E’ stato bravo e pacato, amichevole e duro come ci si aspetta sia un commander in chief. Se perderà – il rischio che vinca resta possibile fino alle ultime ore del 6 di novembre – quella dell’altra notte a Boca Raton sarà ricordata come una bella uscita di scena di Mitt Romney.
Il candidato repubblicano ha fatto una così bella figura perché mai come nell’ultimo dibattito sulla politica estera, aveva cercato di assomigliare a Barack Obama. Se sei uno sfidante non puoi dire in mondovisione così tante volte “sono d’accordo con il presidente”. Alla fine la gente si tiene l’usato sicuro.
Smentendo quello che lui stesso andava dicendo da mesi, soprattutto durante le primarie del suo partito nelle quali la corsa era ad essere il più di destra, Romney ha spiegato che se sarà presidente non coinvolgerà truppe americane di terra né di cielo in Siria: la strada è aiutare l’opposizione amica degli Stati Uniti. Bravo, è quello che sta facendo Obama. Sull’Afghanistan, quando sarà presidente, Romney continuerà il ritiro delle truppe, rafforzando il governo di Kabul: giusto, come Obama. Si, la Cina gioca sporco con il cambio dello yuan, ma si dovrà collaborare perché è un grande Paese: sono quattro anni che il presidente democratico la pensa così.
Come avevamo già rilevato qualche post fa, una volta per sempre Mitt Romney ci ha fatto capire che non esiste alternativa alla politica estera di Barack Obama, quella del dialogo. L’unica variante sarebbe l’esatto opposto: il militarismo, altre avventure in terre straniere, nuovi e pazzeschi investimenti. Gli stessi dell’amministrazione Bush che a Obama ha lasciato in eredità una voragine di bilancio. Non si può più fare, i soldi sono finiti. Ma l’America resta l’unica potenza politica, economica e militare, capace di impegnarsi in ogni angolo del mondo.

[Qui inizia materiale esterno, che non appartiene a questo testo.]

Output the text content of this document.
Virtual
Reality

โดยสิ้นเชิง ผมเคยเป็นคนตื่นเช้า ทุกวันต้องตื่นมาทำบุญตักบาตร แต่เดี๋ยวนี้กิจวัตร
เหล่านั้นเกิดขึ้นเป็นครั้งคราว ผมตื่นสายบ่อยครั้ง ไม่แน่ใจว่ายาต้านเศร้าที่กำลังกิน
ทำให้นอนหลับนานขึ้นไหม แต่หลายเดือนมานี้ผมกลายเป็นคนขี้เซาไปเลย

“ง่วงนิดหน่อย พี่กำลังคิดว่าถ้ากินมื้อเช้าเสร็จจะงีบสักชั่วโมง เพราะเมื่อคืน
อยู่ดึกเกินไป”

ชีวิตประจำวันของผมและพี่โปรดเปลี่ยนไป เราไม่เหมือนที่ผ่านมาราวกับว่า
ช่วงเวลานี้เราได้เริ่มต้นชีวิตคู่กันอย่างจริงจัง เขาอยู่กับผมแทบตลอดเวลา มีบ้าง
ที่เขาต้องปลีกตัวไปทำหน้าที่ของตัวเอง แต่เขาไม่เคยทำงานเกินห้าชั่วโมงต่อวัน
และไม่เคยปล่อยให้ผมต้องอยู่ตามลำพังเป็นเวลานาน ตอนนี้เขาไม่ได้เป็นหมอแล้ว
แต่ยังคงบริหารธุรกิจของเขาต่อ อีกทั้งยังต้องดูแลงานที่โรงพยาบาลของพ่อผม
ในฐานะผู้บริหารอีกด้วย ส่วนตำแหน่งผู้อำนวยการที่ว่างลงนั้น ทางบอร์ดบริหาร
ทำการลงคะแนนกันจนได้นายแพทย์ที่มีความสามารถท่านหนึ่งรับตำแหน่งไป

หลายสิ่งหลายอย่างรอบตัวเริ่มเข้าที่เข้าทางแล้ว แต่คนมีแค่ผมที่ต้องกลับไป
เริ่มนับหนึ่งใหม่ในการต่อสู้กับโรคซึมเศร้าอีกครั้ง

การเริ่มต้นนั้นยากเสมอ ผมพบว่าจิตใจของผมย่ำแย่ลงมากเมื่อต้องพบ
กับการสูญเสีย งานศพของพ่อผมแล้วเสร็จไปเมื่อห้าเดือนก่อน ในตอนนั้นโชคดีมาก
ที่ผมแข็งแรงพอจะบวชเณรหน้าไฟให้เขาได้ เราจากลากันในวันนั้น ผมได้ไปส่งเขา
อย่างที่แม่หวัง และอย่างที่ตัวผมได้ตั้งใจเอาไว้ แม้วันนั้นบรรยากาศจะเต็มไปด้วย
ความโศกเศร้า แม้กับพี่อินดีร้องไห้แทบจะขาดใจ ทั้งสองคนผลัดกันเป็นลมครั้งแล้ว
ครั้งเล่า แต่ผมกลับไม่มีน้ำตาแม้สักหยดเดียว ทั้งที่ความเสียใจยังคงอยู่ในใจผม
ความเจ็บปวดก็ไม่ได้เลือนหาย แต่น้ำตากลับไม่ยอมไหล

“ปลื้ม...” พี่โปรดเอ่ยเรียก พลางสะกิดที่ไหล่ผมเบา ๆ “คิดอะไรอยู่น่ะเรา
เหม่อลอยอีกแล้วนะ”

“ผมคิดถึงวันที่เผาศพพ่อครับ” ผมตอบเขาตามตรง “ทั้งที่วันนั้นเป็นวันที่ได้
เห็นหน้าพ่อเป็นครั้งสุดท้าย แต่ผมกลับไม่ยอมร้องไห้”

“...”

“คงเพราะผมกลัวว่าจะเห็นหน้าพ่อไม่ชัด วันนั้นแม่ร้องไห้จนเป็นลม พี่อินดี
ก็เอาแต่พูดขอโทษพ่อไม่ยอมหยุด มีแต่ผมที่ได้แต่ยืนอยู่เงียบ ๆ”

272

Nel dibattito elettorale Obama l’’ha definita
“Una delle nazioni più indispensabili”: una definizione più riduttiva della
“nazione indispensabile” punto e basta, coniata da Madeleine Abright,
segretario di Stato del secondo mandato di Bill Clinton. Se vuoi essere utile a
te stesso e al mondo, usi la minaccia delle armi o la persuasione del dialogo.
Perfino con l’Iran.
Per noi, come alleati interessati ai
comportamenti americani nel mondo, a questo punto potrebbe andar bene perfino
Mitt Romney: in Massachusetts è stato un buon governatore. Ma a partire dal suo
giovane vice, una specie di giansenista
cattolico che sa usare i media, quale squadra si formerebbe attorno al
presidente Romney? Se ci permettete, cari americani, grazie no: abbiamo e avete
già dato. Vi proponiamo di tenere l’usato sicuro: è stato un po’ deludente ma
complessivamente ha ridato all’America una dignità internazionale che si era
persa. Ne avevate bisogno. Ne avevamo bisogno anche noi. Per quanto alla fine sia
l’economia e non la politica estera che elegge il presidente degli Stati Uniti,
andando a votare fra due martedì, per favore, votate anche per nostro conto.